I'm just... Very sick of this... And I'm too embarrassed to tell my T about this. She thinks my biggest problem is overcoming psychosis. It was, but now, things are different. I can't even bring my boyfriend to my house anymore because I'm afraid my father will say something. He only says things when he's drunk, but you never know when he's drunk or not.
Argh, I want to get out of here but can't until September. Even that is unsure. I'm working on my application to an university in Sweden and I really hope I do get there. And once again I keep thinking what my parents will say, how will I explain this crazy idea... I can't help it, it's how I've been taught to think. It's going to take a while for me to realise even my opinions can be right..
I keep telling myself that I don't need to be treated bad. And I don't need people who treat me bad.. But it just doesn't work.
I'm pretty clueless.. I feel bad out of here, and I feel bad here.
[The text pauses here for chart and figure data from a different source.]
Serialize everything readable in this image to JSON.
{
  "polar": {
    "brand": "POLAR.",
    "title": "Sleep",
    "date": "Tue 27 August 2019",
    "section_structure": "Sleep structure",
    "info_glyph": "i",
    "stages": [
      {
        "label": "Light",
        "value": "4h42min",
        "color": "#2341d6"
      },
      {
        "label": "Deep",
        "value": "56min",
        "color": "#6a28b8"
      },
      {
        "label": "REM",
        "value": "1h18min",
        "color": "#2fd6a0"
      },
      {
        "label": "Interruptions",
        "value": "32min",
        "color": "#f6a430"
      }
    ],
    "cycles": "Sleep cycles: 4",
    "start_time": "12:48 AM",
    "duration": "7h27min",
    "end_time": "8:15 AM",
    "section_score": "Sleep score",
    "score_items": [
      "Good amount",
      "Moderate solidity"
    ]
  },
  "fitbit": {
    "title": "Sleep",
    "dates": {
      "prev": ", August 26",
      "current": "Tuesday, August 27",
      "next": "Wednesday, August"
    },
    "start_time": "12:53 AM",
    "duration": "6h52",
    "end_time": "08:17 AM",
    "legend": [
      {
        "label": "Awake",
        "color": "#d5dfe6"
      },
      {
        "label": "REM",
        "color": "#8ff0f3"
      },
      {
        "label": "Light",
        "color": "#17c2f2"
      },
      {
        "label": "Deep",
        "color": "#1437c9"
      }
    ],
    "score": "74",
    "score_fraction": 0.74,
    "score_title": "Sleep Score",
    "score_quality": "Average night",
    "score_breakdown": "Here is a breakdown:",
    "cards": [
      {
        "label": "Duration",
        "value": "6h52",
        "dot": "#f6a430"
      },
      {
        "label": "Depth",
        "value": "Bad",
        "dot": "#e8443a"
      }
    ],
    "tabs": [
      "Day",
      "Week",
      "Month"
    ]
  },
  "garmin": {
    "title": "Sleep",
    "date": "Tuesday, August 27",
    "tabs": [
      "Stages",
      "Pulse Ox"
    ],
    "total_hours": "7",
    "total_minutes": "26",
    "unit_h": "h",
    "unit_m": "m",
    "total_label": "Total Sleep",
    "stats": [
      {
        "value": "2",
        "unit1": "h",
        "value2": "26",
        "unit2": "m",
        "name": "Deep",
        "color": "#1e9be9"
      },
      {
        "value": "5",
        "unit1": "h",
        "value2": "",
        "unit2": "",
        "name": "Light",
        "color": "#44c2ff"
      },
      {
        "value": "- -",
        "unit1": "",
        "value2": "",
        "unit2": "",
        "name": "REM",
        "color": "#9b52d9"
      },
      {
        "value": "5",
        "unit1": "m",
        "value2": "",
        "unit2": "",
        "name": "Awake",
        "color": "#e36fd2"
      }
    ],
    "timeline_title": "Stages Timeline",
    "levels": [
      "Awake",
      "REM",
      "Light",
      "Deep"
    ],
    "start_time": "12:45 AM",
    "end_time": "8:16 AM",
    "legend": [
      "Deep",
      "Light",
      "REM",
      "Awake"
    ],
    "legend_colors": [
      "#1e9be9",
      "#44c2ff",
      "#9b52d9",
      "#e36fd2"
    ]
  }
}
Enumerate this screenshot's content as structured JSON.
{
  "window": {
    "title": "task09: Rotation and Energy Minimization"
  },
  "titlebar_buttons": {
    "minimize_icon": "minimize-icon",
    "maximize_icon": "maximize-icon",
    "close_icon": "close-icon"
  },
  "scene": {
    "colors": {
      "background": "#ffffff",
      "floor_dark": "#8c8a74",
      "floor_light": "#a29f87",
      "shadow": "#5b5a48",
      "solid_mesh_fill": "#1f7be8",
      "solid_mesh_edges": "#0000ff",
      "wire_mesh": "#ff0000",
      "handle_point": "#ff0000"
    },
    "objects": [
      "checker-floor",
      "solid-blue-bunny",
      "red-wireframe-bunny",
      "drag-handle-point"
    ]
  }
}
The only times I don't feel bad are when I'm with my boyfriend, and I get to see him during weekends only.
Hoping for time to pass faster..
Sorry this turned into a long ramble.. I can't think straight right now so I apologise for anything that was left unclear.. Feel free to ask if there's anything that needs clarification. Also apologies for the spelling mistakes or missing words. Thanks for reading. I guess I just needed to vent. I feel a bit better.